As if the conference itself didn’t provide colorful enough people-watching, one happy accident of the weekend was that the conference shared hotel and convention-center space with the “World Wide Spirit Association Cheer & Dance Event,” which made for the amusing spectacle of 13-year-old girls in cheerleader outfits milling about the folk conference amid bearded aging hippies hauling acoustic guitars.
Saturday’s featured concert came from New York sister act the Roches, whose eponymous 1979 debut album is widely considered a modern folk classic. Looking sassy and girly in a sparkly black hat, black miniskirt, and black tights, Suzzy, the youngest of the sisters, said, “This conference is amazing. Everyone you run into is from the same planet as you.”

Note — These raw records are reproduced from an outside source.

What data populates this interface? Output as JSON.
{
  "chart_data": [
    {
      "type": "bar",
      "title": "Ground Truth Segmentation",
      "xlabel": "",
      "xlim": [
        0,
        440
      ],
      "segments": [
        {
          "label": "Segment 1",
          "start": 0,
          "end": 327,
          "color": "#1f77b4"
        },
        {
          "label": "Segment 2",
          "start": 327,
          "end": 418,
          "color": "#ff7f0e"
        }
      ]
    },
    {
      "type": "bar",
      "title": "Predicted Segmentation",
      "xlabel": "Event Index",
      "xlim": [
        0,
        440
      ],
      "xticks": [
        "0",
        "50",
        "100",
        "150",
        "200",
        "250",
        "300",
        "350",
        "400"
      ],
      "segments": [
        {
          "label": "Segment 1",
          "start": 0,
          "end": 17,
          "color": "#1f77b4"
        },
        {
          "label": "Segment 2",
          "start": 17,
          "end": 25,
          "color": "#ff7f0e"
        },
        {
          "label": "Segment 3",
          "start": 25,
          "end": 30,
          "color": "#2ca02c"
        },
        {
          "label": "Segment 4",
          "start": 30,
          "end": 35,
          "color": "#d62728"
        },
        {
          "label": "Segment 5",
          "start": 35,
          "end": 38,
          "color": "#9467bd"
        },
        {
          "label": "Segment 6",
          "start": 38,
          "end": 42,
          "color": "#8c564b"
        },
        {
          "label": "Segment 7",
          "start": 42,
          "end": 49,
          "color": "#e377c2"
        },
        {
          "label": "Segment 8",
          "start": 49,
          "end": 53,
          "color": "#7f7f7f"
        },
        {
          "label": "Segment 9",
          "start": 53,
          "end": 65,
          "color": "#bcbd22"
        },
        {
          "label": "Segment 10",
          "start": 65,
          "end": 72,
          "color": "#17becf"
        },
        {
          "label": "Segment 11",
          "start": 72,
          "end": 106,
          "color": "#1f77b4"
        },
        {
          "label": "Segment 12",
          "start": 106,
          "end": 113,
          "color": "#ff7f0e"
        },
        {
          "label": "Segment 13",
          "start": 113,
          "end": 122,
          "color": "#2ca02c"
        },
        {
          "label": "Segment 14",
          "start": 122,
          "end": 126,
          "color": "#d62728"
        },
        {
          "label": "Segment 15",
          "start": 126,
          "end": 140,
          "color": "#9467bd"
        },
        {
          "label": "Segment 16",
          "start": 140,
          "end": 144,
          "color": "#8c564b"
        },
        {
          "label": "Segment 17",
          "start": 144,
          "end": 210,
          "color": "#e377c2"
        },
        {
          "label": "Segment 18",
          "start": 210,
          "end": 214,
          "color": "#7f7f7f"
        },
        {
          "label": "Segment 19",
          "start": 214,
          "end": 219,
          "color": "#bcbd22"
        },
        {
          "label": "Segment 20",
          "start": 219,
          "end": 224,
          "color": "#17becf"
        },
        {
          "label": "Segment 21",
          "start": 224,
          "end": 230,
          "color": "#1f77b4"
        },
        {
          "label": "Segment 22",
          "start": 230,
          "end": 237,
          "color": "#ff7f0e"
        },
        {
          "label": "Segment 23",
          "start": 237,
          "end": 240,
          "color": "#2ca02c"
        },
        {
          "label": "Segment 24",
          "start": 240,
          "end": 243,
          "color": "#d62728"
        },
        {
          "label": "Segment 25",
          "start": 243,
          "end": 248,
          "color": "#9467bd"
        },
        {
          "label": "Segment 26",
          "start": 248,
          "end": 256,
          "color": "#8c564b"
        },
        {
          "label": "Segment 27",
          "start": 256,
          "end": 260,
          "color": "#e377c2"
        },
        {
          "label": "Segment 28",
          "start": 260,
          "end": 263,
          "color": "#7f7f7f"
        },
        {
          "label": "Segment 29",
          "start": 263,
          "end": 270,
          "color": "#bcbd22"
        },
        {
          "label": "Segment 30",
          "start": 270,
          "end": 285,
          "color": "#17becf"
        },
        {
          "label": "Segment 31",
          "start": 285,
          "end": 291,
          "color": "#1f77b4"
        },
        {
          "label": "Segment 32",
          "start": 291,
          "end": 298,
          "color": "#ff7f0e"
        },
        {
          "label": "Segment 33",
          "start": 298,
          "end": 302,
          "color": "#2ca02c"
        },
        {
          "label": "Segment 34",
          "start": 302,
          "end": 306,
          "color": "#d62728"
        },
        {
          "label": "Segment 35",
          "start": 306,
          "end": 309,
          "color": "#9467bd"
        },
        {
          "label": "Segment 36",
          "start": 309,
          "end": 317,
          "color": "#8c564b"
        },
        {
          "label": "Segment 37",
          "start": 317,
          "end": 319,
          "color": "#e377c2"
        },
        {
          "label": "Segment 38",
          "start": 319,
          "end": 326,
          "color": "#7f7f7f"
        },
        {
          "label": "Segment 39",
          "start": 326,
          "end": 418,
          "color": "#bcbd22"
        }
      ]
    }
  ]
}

Then, Suzzy and her sisters gave the audience a taste of what life on that planet might be like with a set that was irreverent, pleasingly vulgar, and totally charming, highlighted by a couple of songs from their latest album, Moonswept.
After the Roches’ set, I wandered upon a group that seemed to be the Roches’ spiritual younger sisters, a Los Angeles four-piece band called Raining Jane, who played funny, friendly folk rock on guitar, acoustic bass, cello, and a big wooden box.
At one point, the drummer announced they were going to play “folk gone freaky,” and the band leapt into a rendition of Missy Elliott’s ribald hip-hop hit “Work It.” What made it work was that the band didn’t seem overly pleased with themselves for doing a folk version of hip-hop. They were playing Missy Elliott because they really like Missy Elliott and, well, why wouldn’t they? Toward the end of the song, in an oh-so-happy coincidence, some of the kids from the Millennium Madness group started singing along at probably the only song they heard all week at the conference that they actually knew.
Other highlights of the night included the aforementioned Twilight Hotel with their blend of accordion and spaghetti-western guitars, and Uncle Monk, a bluegrass duo led by Tommy Ramone on mandolin.
Recovering Monday morning from his first Memphis-held conference, Meyers was pleased at the results and even happier that a permanent home will give him a chance to make improvements.
“It was beyond my expectations in about 90 percent [of the conference] and under my expectations in 10 percent,” Meyers says. “We’ll have the ability to fix [any problems] next year. Most conference veterans told us it was the best one they’ve been to.”